The study set out to test the effects of a Mediterranean diet high in fish, lean meat, legumes, nuts, whole grains, fruits, vegetables and healthy fats on 672 participants aged between 70 and 89 when they entered the study in 2004 at the Mayo Clinic Study of Aging.

Reporting on the study for Reuters, Carolyn Crist explains...

Participants described their diets in a survey and underwent tests for memory, executive function, language, visual-spatial skills and cognitive impairment. Researchers also used magnetic resonance imaging (MRI) to measure the cortical thickness of several regions of the brain.

“It suggests that a healthy dietary pattern and specific dietary components have impact on biomarkers of brain pathology,” senior researcher Rosebud Roberts of the Mayo Clinic’s Alzheimer’s Disease Research Center in Rochester, Minnesota, told Reuters Health by email.

Roberts and colleagues found that elderly patients with higher Mediterranean diet scores had higher cortical thickness in all lobes in the brain. Higher legume and fish intake, in particular, was associated with greater thickness.
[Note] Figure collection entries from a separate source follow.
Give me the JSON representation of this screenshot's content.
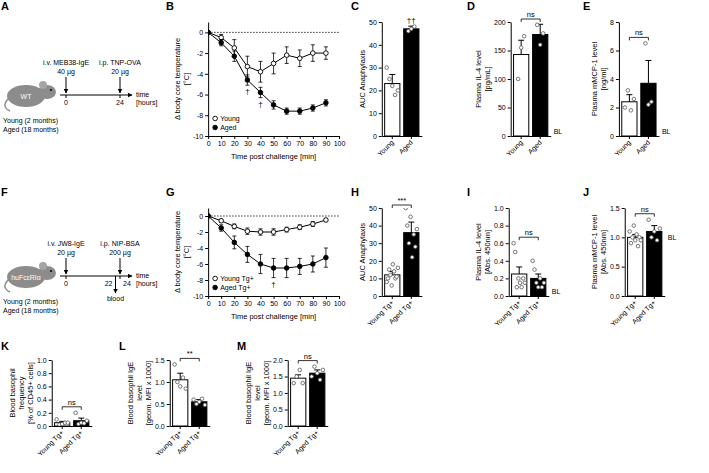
{
  "diagrams": [
    {
      "panel": "A",
      "mouse": "WT",
      "groups": [
        "Young (2 months)",
        "Aged (18 months)"
      ],
      "axis_label": "time [hours]",
      "events": [
        {
          "time": 0,
          "label": "i.v. MEB38-IgE",
          "dose": "40 µg",
          "position": "above"
        },
        {
          "time": 24,
          "label": "i.p. TNP-OVA",
          "dose": "20 µg",
          "position": "above"
        }
      ]
    },
    {
      "panel": "F",
      "mouse": "huFcεRIα",
      "groups": [
        "Young (2 months)",
        "Aged (18 months)"
      ],
      "axis_label": "time [hours]",
      "events": [
        {
          "time": 0,
          "label": "i.v. JW8-IgE",
          "dose": "20 µg",
          "position": "above"
        },
        {
          "time": 22,
          "label": "blood",
          "position": "below"
        },
        {
          "time": 24,
          "label": "i.p. NIP-BSA",
          "dose": "200 µg",
          "position": "above"
        }
      ]
    }
  ],
  "chart_data": [
    {
      "panel": "B",
      "type": "line",
      "x_label": "Time post challenge [min]",
      "y_label": "Δ body core temperature [°C]",
      "x": [
        0,
        10,
        20,
        30,
        40,
        50,
        60,
        70,
        80,
        90
      ],
      "xlim": [
        0,
        100
      ],
      "xticks": [
        0,
        10,
        20,
        30,
        40,
        50,
        60,
        70,
        80,
        90,
        100
      ],
      "ylim": [
        -10,
        1
      ],
      "yticks": [
        0,
        -2,
        -4,
        -6,
        -8,
        -10
      ],
      "baseline": 0,
      "legend": "bottom-left",
      "series": [
        {
          "name": "Young",
          "color": "#000000",
          "marker": "open-circle",
          "values": [
            0,
            -0.5,
            -1.5,
            -3.3,
            -3.8,
            -3.0,
            -2.2,
            -2.5,
            -2.0,
            -2.0
          ],
          "errors": [
            0,
            0.3,
            0.8,
            1.0,
            1.0,
            1.0,
            0.8,
            0.8,
            0.8,
            0.6
          ]
        },
        {
          "name": "Aged",
          "color": "#000000",
          "marker": "circle",
          "values": [
            0,
            -1.0,
            -2.3,
            -4.6,
            -5.8,
            -7.0,
            -7.6,
            -7.6,
            -7.3,
            -6.8
          ],
          "errors": [
            0,
            0.3,
            0.5,
            0.5,
            0.5,
            0.4,
            0.3,
            0.3,
            0.3,
            0.3
          ]
        }
      ],
      "annotations": [
        {
          "text": "†",
          "x": 30,
          "series": 1
        },
        {
          "text": "†",
          "x": 40,
          "series": 1
        }
      ]
    },
    {
      "panel": "C",
      "type": "bar",
      "y_label": "AUC Anaphylaxis",
      "categories": [
        "Young",
        "Aged"
      ],
      "values": [
        23,
        47
      ],
      "errors": [
        4,
        1.2
      ],
      "points": [
        [
          30,
          25,
          22,
          18,
          20
        ],
        [
          46,
          47,
          48
        ]
      ],
      "colors": [
        "#ffffff",
        "#000000"
      ],
      "ylim": [
        0,
        50
      ],
      "yticks": [
        0,
        10,
        20,
        30,
        40,
        50
      ],
      "annotations": [
        {
          "text": "††",
          "category": 1
        }
      ]
    },
    {
      "panel": "D",
      "type": "bar",
      "y_label": "Plasma IL-4 level [pg/mL]",
      "categories": [
        "Young",
        "Aged"
      ],
      "values": [
        143,
        178
      ],
      "errors": [
        25,
        18
      ],
      "points": [
        [
          100,
          155,
          175
        ],
        [
          195,
          160,
          180
        ]
      ],
      "colors": [
        "#ffffff",
        "#000000"
      ],
      "ylim": [
        0,
        200
      ],
      "yticks": [
        0,
        50,
        100,
        150,
        200
      ],
      "annotations": [
        {
          "text": "ns"
        },
        {
          "text": "BL",
          "y": 8
        }
      ]
    },
    {
      "panel": "E",
      "type": "bar",
      "y_label": "Plasma mMCP-1 level [ng/ml]",
      "categories": [
        "Young",
        "Aged"
      ],
      "values": [
        2.4,
        3.7
      ],
      "errors": [
        0.5,
        1.6
      ],
      "points": [
        [
          2.0,
          3.2,
          1.8,
          2.6
        ],
        [
          6.5,
          2.2,
          2.4
        ]
      ],
      "colors": [
        "#ffffff",
        "#000000"
      ],
      "ylim": [
        0,
        8
      ],
      "yticks": [
        0,
        2,
        4,
        6,
        8
      ],
      "annotations": [
        {
          "text": "ns"
        },
        {
          "text": "BL",
          "y": 0.3
        }
      ]
    },
    {
      "panel": "G",
      "type": "line",
      "x_label": "Time post challenge [min]",
      "y_label": "Δ body core temperature [°C]",
      "x": [
        0,
        10,
        20,
        30,
        40,
        50,
        60,
        70,
        80,
        90
      ],
      "xlim": [
        0,
        100
      ],
      "xticks": [
        0,
        10,
        20,
        30,
        40,
        50,
        60,
        70,
        80,
        90,
        100
      ],
      "ylim": [
        -10,
        1
      ],
      "yticks": [
        0,
        -2,
        -4,
        -6,
        -8,
        -10
      ],
      "baseline": 0,
      "legend": "bottom-left",
      "series": [
        {
          "name": "Young Tg+",
          "color": "#000000",
          "marker": "open-circle",
          "values": [
            0,
            -0.6,
            -1.3,
            -1.9,
            -2.0,
            -2.0,
            -1.7,
            -1.4,
            -1.0,
            -0.5
          ],
          "errors": [
            0,
            0.2,
            0.3,
            0.4,
            0.4,
            0.4,
            0.3,
            0.3,
            0.3,
            0.2
          ]
        },
        {
          "name": "Aged Tg+",
          "color": "#000000",
          "marker": "circle",
          "values": [
            0,
            -1.5,
            -3.3,
            -4.8,
            -6.0,
            -6.5,
            -6.5,
            -6.3,
            -6.0,
            -5.2
          ],
          "errors": [
            0,
            0.4,
            0.8,
            1.0,
            1.2,
            1.2,
            1.2,
            1.0,
            1.0,
            1.2
          ]
        }
      ],
      "annotations": [
        {
          "text": "†",
          "x": 50,
          "series": 1
        }
      ]
    },
    {
      "panel": "H",
      "type": "bar",
      "y_label": "AUC Anaphylaxis",
      "categories": [
        "Young Tg+",
        "Aged Tg+"
      ],
      "values": [
        12,
        36
      ],
      "errors": [
        2,
        6
      ],
      "points": [
        [
          8,
          10,
          15,
          12,
          6,
          18,
          14,
          10,
          11,
          16
        ],
        [
          50,
          40,
          30,
          45,
          22,
          35,
          28,
          38
        ]
      ],
      "colors": [
        "#ffffff",
        "#000000"
      ],
      "ylim": [
        0,
        50
      ],
      "yticks": [
        0,
        10,
        20,
        30,
        40,
        50
      ],
      "annotations": [
        {
          "text": "***"
        }
      ]
    },
    {
      "panel": "I",
      "type": "bar",
      "y_label": "Plasma IL-4 level [Abs. 450nm]",
      "categories": [
        "Young Tg+",
        "Aged Tg+"
      ],
      "values": [
        0.25,
        0.2
      ],
      "errors": [
        0.08,
        0.05
      ],
      "points": [
        [
          0.6,
          0.5,
          0.1,
          0.2,
          0.15,
          0.1,
          0.2,
          0.15
        ],
        [
          0.4,
          0.3,
          0.15,
          0.1,
          0.2,
          0.1,
          0.15
        ]
      ],
      "colors": [
        "#ffffff",
        "#000000"
      ],
      "ylim": [
        0,
        1
      ],
      "yticks": [
        {
          "value": 0,
          "label": "0.0"
        },
        0.2,
        0.4,
        0.6,
        0.8,
        {
          "value": 1,
          "label": "1.0"
        }
      ],
      "annotations": [
        {
          "text": "ns"
        },
        {
          "text": "BL",
          "y": 0.05
        }
      ]
    },
    {
      "panel": "J",
      "type": "bar",
      "y_label": "Plasma mMCP-1 level [Abs. 450nm]",
      "categories": [
        "Young Tg+",
        "Aged Tg+"
      ],
      "values": [
        1.0,
        1.1
      ],
      "errors": [
        0.05,
        0.1
      ],
      "points": [
        [
          1.1,
          0.9,
          1.0,
          1.2,
          0.95,
          1.05,
          0.85,
          1.0,
          0.95
        ],
        [
          1.3,
          1.0,
          1.1,
          0.95,
          1.15
        ]
      ],
      "colors": [
        "#ffffff",
        "#000000"
      ],
      "ylim": [
        0,
        1.5
      ],
      "yticks": [
        {
          "value": 0,
          "label": "0.0"
        },
        0.5,
        {
          "value": 1,
          "label": "1.0"
        },
        1.5
      ],
      "annotations": [
        {
          "text": "ns"
        },
        {
          "text": "BL",
          "y": 1.0
        }
      ]
    },
    {
      "panel": "K",
      "type": "bar",
      "y_label": "Blood basophil frequency [% of CD45+ cells]",
      "categories": [
        "Young Tg+",
        "Aged Tg+"
      ],
      "values": [
        0.05,
        0.08
      ],
      "errors": [
        0.02,
        0.04
      ],
      "points": [
        [
          0.1,
          0.02,
          0.03,
          0.05,
          0.05
        ],
        [
          0.2,
          0.03,
          0.05,
          0.04,
          0.08
        ]
      ],
      "colors": [
        "#ffffff",
        "#000000"
      ],
      "ylim": [
        0,
        1
      ],
      "yticks": [
        {
          "value": 0,
          "label": "0.0"
        },
        0.2,
        0.4,
        0.6,
        0.8,
        {
          "value": 1,
          "label": "1.0"
        }
      ],
      "annotations": [
        {
          "text": "ns"
        }
      ]
    },
    {
      "panel": "L",
      "type": "bar",
      "y_label": "Blood basophil IgE level [geom. MFI x 1000]",
      "categories": [
        "Young Tg+",
        "Aged Tg+"
      ],
      "values": [
        1.05,
        0.55
      ],
      "errors": [
        0.15,
        0.05
      ],
      "points": [
        [
          1.4,
          1.0,
          0.9,
          1.1,
          0.85
        ],
        [
          0.6,
          0.5,
          0.55,
          0.62,
          0.48
        ]
      ],
      "colors": [
        "#ffffff",
        "#000000"
      ],
      "ylim": [
        0,
        1.5
      ],
      "yticks": [
        {
          "value": 0,
          "label": "0.0"
        },
        0.5,
        {
          "value": 1,
          "label": "1.0"
        },
        1.5
      ],
      "annotations": [
        {
          "text": "**"
        }
      ]
    },
    {
      "panel": "M",
      "type": "bar",
      "y_label": "Blood basophil IgE level [geom. MFI x 1000]",
      "categories": [
        "Young Tg+",
        "Aged Tg+"
      ],
      "values": [
        1.45,
        1.6
      ],
      "errors": [
        0.1,
        0.1
      ],
      "points": [
        [
          1.3,
          1.5,
          1.7,
          1.3
        ],
        [
          1.5,
          1.8,
          1.6,
          1.4,
          1.7
        ]
      ],
      "colors": [
        "#ffffff",
        "#000000"
      ],
      "ylim": [
        0,
        2
      ],
      "yticks": [
        {
          "value": 0,
          "label": "0.0"
        },
        0.5,
        {
          "value": 1,
          "label": "1.0"
        },
        1.5,
        {
          "value": 2,
          "label": "2.0"
        }
      ],
      "annotations": [
        {
          "text": "ns"
        }
      ]
    }
  ]
}
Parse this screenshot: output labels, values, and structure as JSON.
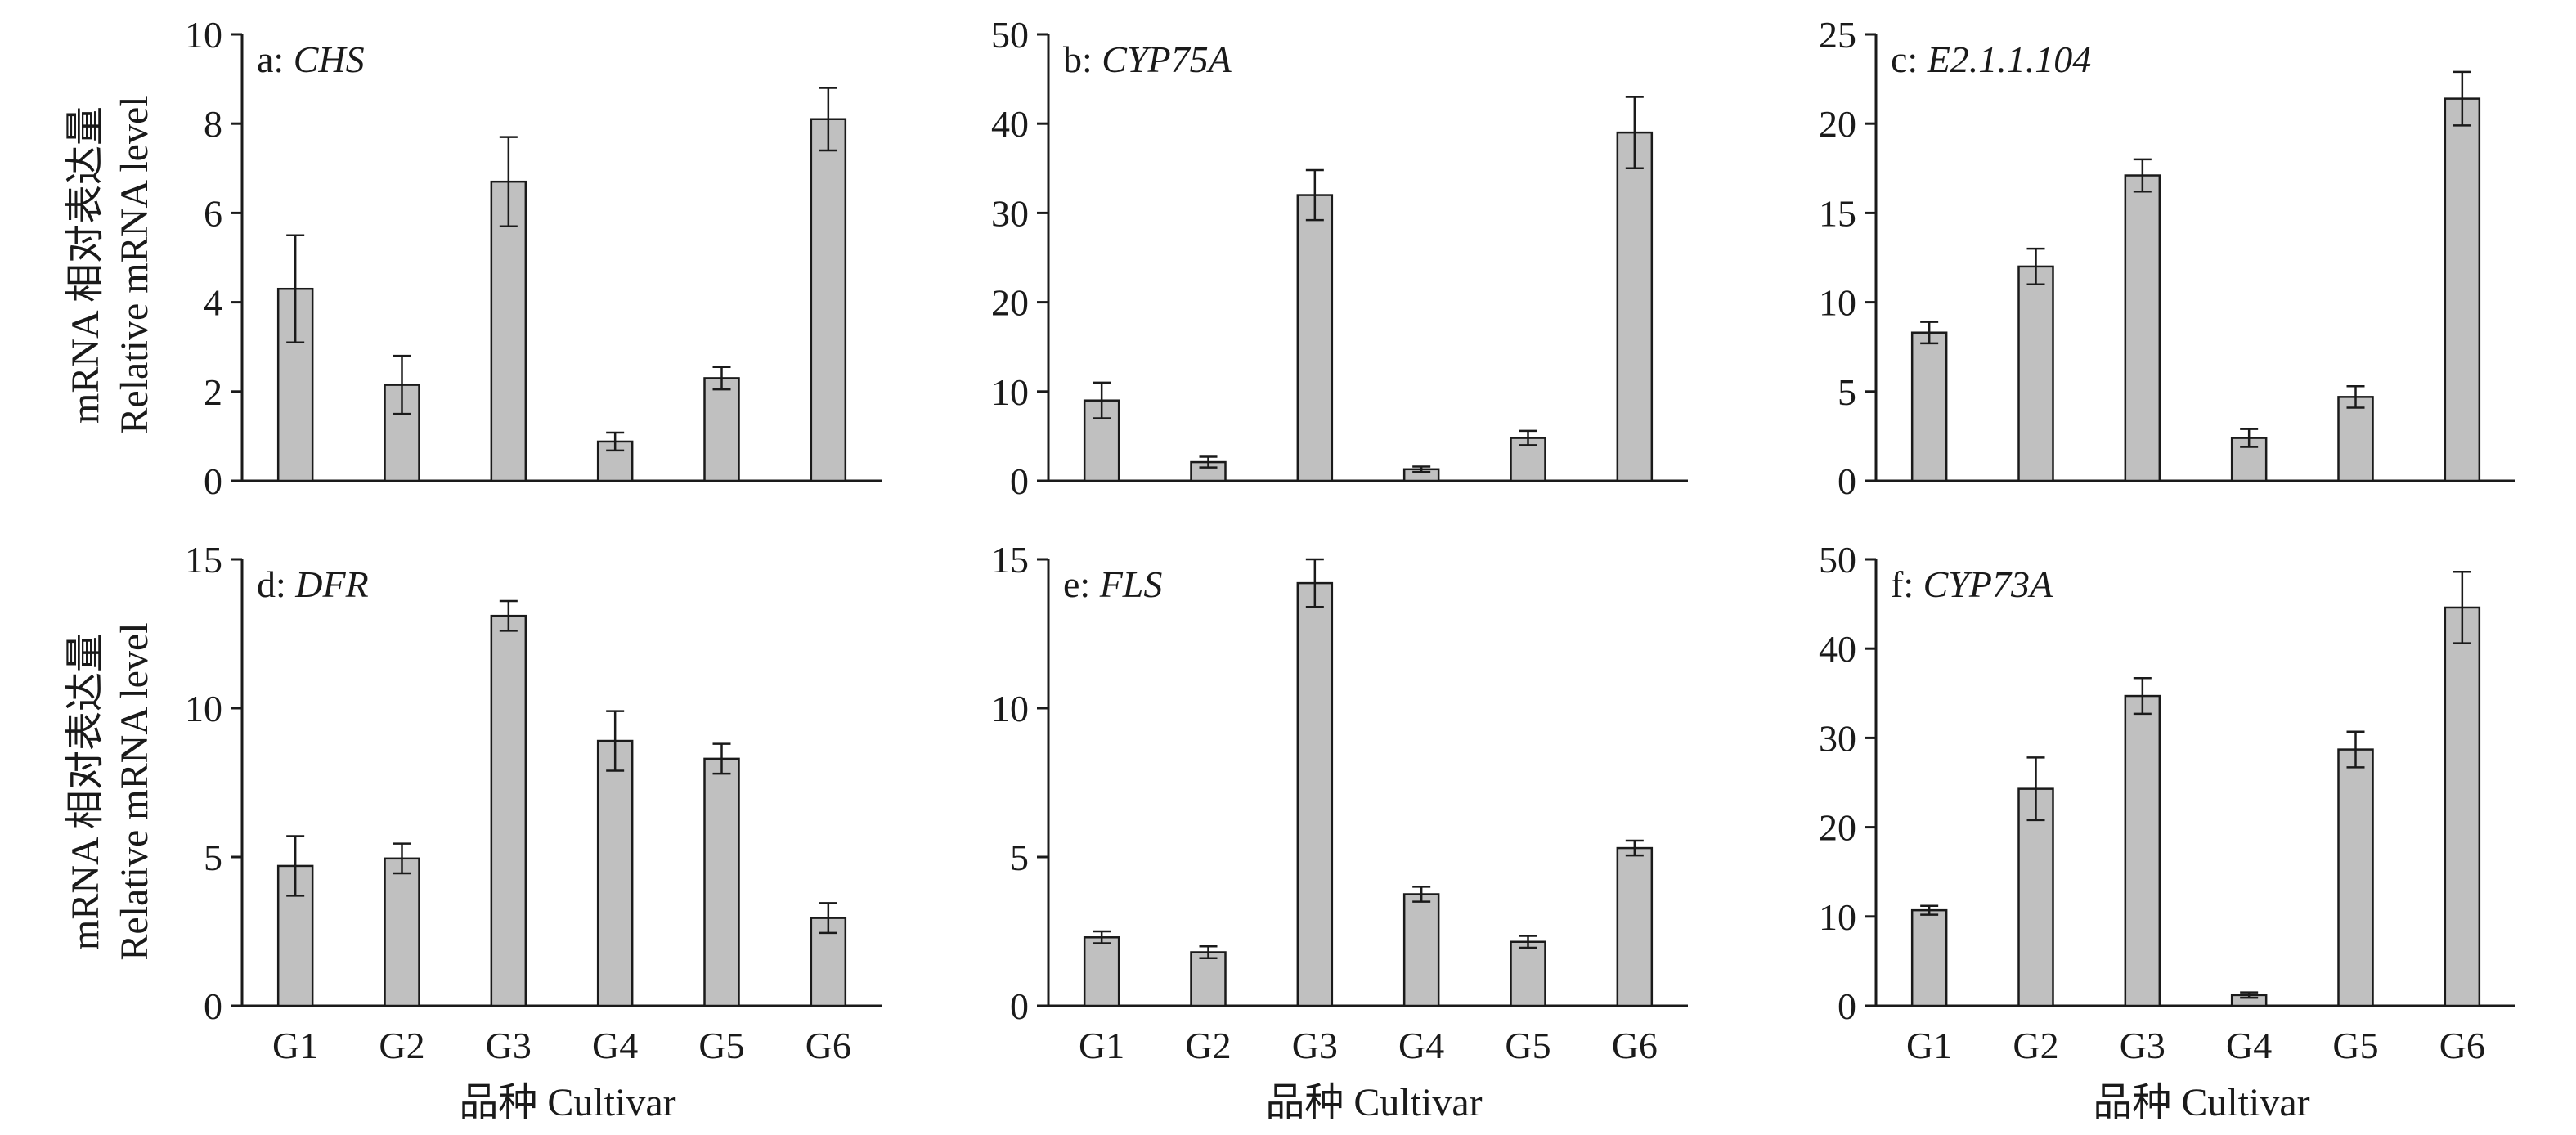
{
  "figure": {
    "y_axis_title_cn": "mRNA 相对表达量",
    "y_axis_title_en": "Relative mRNA level",
    "x_axis_title": "品种 Cultivar"
  },
  "chart_data": [
    {
      "type": "bar",
      "panel": "a",
      "label_prefix": "a: ",
      "gene": "CHS",
      "categories": [
        "G1",
        "G2",
        "G3",
        "G4",
        "G5",
        "G6"
      ],
      "values": [
        4.3,
        2.15,
        6.7,
        0.88,
        2.3,
        8.1
      ],
      "errors": [
        1.2,
        0.65,
        1.0,
        0.2,
        0.25,
        0.7
      ],
      "ylim": [
        0,
        10
      ],
      "yticks": [
        0,
        2,
        4,
        6,
        8,
        10
      ],
      "xlabel": "",
      "ylabel": "mRNA 相对表达量 Relative mRNA level"
    },
    {
      "type": "bar",
      "panel": "b",
      "label_prefix": "b: ",
      "gene": "CYP75A",
      "categories": [
        "G1",
        "G2",
        "G3",
        "G4",
        "G5",
        "G6"
      ],
      "values": [
        9.0,
        2.1,
        32.0,
        1.3,
        4.8,
        39.0
      ],
      "errors": [
        2.0,
        0.6,
        2.8,
        0.3,
        0.8,
        4.0
      ],
      "ylim": [
        0,
        50
      ],
      "yticks": [
        0,
        10,
        20,
        30,
        40,
        50
      ],
      "xlabel": "",
      "ylabel": ""
    },
    {
      "type": "bar",
      "panel": "c",
      "label_prefix": "c: ",
      "gene": "E2.1.1.104",
      "categories": [
        "G1",
        "G2",
        "G3",
        "G4",
        "G5",
        "G6"
      ],
      "values": [
        8.3,
        12.0,
        17.1,
        2.4,
        4.7,
        21.4
      ],
      "errors": [
        0.6,
        1.0,
        0.9,
        0.5,
        0.6,
        1.5
      ],
      "ylim": [
        0,
        25
      ],
      "yticks": [
        0,
        5,
        10,
        15,
        20,
        25
      ],
      "xlabel": "",
      "ylabel": ""
    },
    {
      "type": "bar",
      "panel": "d",
      "label_prefix": "d: ",
      "gene": "DFR",
      "categories": [
        "G1",
        "G2",
        "G3",
        "G4",
        "G5",
        "G6"
      ],
      "values": [
        4.7,
        4.95,
        13.1,
        8.9,
        8.3,
        2.95
      ],
      "errors": [
        1.0,
        0.5,
        0.5,
        1.0,
        0.5,
        0.5
      ],
      "ylim": [
        0,
        15
      ],
      "yticks": [
        0,
        5,
        10,
        15
      ],
      "xlabel": "品种 Cultivar",
      "ylabel": "mRNA 相对表达量 Relative mRNA level"
    },
    {
      "type": "bar",
      "panel": "e",
      "label_prefix": "e: ",
      "gene": "FLS",
      "categories": [
        "G1",
        "G2",
        "G3",
        "G4",
        "G5",
        "G6"
      ],
      "values": [
        2.3,
        1.8,
        14.2,
        3.75,
        2.15,
        5.3
      ],
      "errors": [
        0.2,
        0.2,
        0.8,
        0.25,
        0.2,
        0.25
      ],
      "ylim": [
        0,
        15
      ],
      "yticks": [
        0,
        5,
        10,
        15
      ],
      "xlabel": "品种 Cultivar",
      "ylabel": ""
    },
    {
      "type": "bar",
      "panel": "f",
      "label_prefix": "f: ",
      "gene": "CYP73A",
      "categories": [
        "G1",
        "G2",
        "G3",
        "G4",
        "G5",
        "G6"
      ],
      "values": [
        10.7,
        24.3,
        34.7,
        1.2,
        28.7,
        44.6
      ],
      "errors": [
        0.5,
        3.5,
        2.0,
        0.3,
        2.0,
        4.0
      ],
      "ylim": [
        0,
        50
      ],
      "yticks": [
        0,
        10,
        20,
        30,
        40,
        50
      ],
      "xlabel": "品种 Cultivar",
      "ylabel": ""
    }
  ]
}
The research team reported their findings on July 25 in the journal Alzheimer’s and Dementia.

The study didn’t track patients long enough to see whether they actually developed any cognitive problems later on, however.

Yian Gu, an epidemiologist at Columbia University Medical Center in New York City, pointed out to Reuters Health that the study can’t show whether diet actually causes less brain atrophy.

Gu wasn’t involved with the new study, but she and her team have found ties between the Mediterranean diet, brain volume and total brain matter in their own research.

But “these are observational studies, not clinical trials, so a causal relationship can’t be established,” Gu said.

"It’s possible, for example, that changes in brain structure result in poorer dietary habits", Gu said.

“As many people know, we don’t have a cure for Alzheimer’s disease, and there is a long period of time before onset. It’s important to find lifestyle factors that could prevent or delay the disease,” said Gu.

Although a doctor can’t prescribe a Mediterranean diet to elderly patients, it doesn’t hurt to follow it, Gu said.

“Specifically," noted Roberts, "a high intake of fish, vegetables and legumes are beneficial, whereas a high intake of simple sugars and carbohydrates may have adverse effects on the brain."